Parameter Example Value Alias
PF Master
Common Name
https://<pingfederate_host>
Subject Alternative Name - DNS Name
https://<pingfederate_host>
All other parameters
Accept the defaults
To avoid a "Not Secure" warning in your browser, a signed certificate is required. Use PingFederate to generate a certificate signing request (CSR) and import the CSR response, as described in Manage SSL server certificates. The certificate can be self-signed or signed by a certificate authority.
-
Click Save.
Tying the newly imported key pair to the associated virtual host
Steps
-
Go to Networking → Listeners.
-
In the Engine Key Pairs pane, change
PF Master
to the base URL of the PingAccess virtual host and then click Save. Accept the defaults for all other parameters.

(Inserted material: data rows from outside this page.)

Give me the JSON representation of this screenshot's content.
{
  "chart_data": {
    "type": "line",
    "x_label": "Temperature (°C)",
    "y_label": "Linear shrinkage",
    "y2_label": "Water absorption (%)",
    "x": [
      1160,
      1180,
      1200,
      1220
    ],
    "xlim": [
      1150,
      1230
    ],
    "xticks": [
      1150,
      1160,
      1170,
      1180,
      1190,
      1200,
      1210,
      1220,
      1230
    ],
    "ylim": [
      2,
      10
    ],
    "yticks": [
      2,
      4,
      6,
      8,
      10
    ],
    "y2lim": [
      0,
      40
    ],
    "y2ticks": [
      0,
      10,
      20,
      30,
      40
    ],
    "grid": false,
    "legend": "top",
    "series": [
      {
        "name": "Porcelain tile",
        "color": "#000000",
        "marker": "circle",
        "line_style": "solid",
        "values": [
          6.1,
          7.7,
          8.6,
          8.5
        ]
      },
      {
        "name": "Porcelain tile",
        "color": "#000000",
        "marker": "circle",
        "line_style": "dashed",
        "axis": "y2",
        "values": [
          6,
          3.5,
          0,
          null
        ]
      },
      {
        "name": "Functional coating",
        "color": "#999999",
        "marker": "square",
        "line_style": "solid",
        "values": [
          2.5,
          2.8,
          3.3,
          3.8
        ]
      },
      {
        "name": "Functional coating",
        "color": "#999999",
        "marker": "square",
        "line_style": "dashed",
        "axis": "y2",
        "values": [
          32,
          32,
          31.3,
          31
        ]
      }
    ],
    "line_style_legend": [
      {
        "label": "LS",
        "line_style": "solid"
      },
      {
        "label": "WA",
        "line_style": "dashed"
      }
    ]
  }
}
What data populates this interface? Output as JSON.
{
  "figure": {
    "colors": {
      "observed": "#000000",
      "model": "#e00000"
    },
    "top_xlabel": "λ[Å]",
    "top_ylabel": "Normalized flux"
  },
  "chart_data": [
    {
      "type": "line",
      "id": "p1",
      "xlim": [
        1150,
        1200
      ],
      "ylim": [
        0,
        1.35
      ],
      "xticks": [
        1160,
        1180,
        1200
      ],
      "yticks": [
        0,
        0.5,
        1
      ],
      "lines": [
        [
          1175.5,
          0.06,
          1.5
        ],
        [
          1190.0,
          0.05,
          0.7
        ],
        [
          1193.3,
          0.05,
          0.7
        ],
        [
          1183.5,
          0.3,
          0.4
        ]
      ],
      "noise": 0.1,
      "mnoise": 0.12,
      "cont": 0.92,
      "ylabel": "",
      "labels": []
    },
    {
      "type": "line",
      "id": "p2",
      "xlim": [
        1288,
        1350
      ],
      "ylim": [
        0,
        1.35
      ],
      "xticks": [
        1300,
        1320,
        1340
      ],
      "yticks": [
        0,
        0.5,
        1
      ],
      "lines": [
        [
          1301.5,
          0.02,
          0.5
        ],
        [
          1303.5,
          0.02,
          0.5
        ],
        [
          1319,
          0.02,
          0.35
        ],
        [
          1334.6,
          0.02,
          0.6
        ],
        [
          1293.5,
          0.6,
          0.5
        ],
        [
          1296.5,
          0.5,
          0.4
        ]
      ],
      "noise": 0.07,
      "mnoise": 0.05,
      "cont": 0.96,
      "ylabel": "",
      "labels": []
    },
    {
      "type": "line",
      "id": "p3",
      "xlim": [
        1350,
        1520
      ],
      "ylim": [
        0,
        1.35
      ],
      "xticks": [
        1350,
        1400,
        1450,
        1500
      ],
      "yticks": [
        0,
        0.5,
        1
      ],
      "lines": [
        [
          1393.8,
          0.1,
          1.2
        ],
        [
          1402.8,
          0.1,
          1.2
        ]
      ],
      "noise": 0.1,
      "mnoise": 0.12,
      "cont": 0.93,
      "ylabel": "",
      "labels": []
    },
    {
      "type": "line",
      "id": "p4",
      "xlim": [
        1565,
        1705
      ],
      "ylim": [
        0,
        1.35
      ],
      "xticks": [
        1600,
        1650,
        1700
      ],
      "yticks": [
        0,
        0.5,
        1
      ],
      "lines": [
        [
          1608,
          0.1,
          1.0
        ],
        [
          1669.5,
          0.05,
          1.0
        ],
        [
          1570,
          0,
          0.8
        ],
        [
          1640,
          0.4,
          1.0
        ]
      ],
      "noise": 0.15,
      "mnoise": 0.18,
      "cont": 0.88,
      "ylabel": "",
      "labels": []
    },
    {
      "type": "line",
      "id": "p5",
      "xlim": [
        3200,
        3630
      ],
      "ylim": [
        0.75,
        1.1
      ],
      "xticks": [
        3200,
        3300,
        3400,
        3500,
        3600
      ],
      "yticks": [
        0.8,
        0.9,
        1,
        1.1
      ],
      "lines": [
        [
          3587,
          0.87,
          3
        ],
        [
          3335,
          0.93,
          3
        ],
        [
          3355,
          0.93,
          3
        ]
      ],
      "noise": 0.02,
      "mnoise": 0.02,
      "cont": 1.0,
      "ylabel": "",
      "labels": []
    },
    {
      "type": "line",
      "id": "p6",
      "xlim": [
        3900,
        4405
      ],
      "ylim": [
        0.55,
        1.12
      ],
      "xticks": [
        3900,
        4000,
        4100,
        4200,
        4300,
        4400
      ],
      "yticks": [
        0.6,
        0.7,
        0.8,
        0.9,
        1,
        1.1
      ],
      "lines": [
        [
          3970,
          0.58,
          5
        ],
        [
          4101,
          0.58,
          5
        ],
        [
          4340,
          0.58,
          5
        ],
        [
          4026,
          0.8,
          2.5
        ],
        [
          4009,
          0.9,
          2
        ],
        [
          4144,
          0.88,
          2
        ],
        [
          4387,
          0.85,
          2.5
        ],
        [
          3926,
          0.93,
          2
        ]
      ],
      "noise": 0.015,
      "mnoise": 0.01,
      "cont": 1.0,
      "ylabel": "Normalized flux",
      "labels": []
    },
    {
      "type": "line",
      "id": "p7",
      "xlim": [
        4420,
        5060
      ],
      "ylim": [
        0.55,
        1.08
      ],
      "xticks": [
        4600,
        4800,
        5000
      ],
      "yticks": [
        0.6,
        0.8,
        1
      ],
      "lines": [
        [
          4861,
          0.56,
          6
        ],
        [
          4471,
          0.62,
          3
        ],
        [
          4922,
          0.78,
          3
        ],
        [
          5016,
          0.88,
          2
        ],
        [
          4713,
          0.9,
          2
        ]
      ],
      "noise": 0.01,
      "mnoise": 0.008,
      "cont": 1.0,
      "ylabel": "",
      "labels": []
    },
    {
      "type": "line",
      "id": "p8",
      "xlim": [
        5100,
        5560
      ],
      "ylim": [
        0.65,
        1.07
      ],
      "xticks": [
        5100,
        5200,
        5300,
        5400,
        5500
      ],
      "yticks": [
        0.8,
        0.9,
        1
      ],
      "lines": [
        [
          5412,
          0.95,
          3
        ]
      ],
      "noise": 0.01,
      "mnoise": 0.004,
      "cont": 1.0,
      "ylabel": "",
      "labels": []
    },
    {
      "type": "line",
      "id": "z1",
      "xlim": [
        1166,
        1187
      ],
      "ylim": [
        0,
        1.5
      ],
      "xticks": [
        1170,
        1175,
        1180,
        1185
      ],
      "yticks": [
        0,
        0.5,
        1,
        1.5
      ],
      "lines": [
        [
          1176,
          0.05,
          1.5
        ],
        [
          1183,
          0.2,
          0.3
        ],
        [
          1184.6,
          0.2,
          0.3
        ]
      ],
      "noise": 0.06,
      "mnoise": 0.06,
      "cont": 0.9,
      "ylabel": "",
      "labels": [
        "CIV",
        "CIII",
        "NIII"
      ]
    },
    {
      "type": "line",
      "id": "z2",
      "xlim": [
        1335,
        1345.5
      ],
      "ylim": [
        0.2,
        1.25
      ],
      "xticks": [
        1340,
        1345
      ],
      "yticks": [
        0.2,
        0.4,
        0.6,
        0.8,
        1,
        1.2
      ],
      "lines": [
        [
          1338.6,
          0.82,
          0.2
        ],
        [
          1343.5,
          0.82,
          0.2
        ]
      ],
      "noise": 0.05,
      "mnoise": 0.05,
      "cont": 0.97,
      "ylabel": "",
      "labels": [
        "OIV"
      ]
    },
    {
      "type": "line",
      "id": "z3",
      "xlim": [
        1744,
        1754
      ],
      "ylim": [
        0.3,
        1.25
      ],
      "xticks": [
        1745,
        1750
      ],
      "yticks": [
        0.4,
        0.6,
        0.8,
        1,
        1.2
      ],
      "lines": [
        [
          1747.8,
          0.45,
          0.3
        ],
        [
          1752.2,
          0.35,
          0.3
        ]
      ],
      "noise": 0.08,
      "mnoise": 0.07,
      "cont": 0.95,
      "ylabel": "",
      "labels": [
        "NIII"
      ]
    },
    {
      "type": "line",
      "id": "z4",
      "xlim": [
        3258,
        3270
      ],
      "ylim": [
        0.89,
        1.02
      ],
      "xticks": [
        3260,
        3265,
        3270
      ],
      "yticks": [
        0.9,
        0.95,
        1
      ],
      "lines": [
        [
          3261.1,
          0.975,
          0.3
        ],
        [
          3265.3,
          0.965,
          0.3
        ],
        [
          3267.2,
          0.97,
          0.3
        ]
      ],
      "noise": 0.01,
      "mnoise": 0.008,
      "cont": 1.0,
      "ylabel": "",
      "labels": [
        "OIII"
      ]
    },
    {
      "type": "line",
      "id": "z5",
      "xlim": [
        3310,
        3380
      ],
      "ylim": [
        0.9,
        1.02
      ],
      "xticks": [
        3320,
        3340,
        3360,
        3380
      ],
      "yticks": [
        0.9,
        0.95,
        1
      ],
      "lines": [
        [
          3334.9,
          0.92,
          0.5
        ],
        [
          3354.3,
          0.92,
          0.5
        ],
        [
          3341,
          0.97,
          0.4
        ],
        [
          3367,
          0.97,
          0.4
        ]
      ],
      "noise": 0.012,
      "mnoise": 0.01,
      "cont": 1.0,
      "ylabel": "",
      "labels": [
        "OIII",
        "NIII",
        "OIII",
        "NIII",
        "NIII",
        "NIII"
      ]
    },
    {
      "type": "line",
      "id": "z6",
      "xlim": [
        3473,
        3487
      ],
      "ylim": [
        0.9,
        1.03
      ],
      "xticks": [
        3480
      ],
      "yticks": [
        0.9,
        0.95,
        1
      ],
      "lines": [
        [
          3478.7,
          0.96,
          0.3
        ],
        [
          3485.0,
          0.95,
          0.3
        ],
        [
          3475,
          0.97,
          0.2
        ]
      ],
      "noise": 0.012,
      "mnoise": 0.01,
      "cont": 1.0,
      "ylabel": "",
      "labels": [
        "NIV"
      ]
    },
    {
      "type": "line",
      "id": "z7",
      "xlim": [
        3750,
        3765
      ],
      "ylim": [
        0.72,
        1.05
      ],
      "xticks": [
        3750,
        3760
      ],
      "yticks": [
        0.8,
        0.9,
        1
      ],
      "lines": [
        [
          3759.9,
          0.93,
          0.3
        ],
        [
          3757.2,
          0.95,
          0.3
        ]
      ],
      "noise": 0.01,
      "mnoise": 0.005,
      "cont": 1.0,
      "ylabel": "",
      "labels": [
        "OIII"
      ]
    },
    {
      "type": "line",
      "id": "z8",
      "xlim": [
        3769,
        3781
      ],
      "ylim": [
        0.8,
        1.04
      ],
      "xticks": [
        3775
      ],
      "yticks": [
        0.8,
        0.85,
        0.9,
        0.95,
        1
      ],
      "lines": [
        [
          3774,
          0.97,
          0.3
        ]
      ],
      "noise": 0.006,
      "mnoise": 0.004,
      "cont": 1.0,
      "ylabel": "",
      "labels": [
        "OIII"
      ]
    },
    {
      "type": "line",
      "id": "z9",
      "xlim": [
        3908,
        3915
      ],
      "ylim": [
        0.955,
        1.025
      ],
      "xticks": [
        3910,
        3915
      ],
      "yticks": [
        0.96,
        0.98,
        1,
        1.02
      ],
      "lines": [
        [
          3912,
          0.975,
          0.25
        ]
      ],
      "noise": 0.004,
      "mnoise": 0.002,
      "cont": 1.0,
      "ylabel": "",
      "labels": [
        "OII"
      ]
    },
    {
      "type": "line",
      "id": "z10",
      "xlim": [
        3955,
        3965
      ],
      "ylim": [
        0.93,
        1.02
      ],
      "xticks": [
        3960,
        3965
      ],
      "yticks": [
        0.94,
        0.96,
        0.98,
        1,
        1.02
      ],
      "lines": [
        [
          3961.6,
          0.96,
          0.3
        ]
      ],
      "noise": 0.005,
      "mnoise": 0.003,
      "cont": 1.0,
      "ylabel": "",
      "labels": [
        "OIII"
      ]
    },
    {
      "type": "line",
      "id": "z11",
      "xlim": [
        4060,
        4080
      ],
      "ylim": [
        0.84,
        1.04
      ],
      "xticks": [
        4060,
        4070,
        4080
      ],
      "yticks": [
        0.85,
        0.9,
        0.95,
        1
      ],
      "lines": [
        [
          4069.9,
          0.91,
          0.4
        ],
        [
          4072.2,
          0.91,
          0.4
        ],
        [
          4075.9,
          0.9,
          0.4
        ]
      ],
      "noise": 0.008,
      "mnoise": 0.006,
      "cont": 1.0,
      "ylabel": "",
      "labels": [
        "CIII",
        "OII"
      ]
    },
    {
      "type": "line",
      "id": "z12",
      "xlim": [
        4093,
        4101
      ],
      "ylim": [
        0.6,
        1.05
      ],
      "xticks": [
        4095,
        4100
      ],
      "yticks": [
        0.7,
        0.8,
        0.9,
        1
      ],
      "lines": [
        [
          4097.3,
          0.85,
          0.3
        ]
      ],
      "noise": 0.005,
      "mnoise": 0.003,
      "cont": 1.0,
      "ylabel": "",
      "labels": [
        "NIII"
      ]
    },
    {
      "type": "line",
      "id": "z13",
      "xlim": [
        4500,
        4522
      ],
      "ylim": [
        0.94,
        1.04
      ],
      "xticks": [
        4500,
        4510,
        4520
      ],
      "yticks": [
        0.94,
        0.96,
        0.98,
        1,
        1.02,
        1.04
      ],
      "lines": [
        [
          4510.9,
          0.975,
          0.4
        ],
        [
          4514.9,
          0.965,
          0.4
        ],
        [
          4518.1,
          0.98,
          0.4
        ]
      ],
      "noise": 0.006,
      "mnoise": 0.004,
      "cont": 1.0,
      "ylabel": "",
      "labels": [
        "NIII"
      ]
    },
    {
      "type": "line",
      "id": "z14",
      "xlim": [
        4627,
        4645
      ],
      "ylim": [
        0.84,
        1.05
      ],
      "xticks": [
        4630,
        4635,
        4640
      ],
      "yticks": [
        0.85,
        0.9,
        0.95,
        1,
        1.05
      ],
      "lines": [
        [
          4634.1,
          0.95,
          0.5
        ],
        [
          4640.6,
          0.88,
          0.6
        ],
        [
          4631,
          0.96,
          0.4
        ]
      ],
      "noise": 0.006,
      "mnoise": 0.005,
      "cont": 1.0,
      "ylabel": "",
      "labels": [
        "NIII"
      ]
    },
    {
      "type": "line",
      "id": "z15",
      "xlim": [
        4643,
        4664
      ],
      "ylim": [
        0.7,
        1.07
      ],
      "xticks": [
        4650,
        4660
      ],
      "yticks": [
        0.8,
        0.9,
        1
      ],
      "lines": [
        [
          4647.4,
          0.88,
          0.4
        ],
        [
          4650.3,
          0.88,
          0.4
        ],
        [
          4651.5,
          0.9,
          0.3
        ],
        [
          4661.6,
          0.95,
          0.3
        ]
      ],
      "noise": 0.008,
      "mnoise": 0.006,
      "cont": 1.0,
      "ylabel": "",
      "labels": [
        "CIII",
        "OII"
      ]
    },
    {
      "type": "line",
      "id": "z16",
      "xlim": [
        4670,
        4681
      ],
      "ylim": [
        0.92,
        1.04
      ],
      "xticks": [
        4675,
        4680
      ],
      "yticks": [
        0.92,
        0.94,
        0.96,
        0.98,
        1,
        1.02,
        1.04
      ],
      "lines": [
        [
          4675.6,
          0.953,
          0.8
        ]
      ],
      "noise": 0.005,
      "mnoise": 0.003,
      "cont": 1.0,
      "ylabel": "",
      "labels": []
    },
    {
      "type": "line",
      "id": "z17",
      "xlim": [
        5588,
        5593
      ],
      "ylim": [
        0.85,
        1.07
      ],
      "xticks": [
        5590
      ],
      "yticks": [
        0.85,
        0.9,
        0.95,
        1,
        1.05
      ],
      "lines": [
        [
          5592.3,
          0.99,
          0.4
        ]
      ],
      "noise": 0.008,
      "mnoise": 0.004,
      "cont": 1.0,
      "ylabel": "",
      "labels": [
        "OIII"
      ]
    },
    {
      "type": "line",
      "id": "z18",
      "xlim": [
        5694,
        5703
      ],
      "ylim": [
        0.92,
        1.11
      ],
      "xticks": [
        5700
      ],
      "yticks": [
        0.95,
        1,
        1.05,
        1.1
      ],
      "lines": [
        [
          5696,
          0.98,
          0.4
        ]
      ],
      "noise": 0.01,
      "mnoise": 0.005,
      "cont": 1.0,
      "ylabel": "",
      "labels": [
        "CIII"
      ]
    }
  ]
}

Setting PingAccess’s token provider to match the PingAccess application
Steps
-
Go to System → Token Provider.
-
Create the token provider using the following table as a guide.
The host and port must match the host and port settings in Creating a PingAccess virtual host.
Parameter Example Value Host
https://<pingfederate_host>
Port
443
Audit Level
Yes
All other parameters
Accept the defaults
-
Click Save.
Updating PingFederate’s base URL
Steps
-
Log in to your PingFederate administration console.
-
Go to System → Protocol Settings → Federation Info and change
Base URL
to the base URL and port of the PingAccess virtual host. Click Save.If the base URL is invalid, PingFederate will not be accessible. Make sure the base URL is valid before proceeding.
Verifying that access to PingFederate routes through PingAccess
Steps
-
In a browser window, go to
https://Virtual Host and Port/pf/heartbeat.ping
. This should produce a valid response from PingFederate. -
In a browser window, go to
https://Virtual Host and Port/pa/heartbeat.ping
. This should produce a valid response from PingAccess.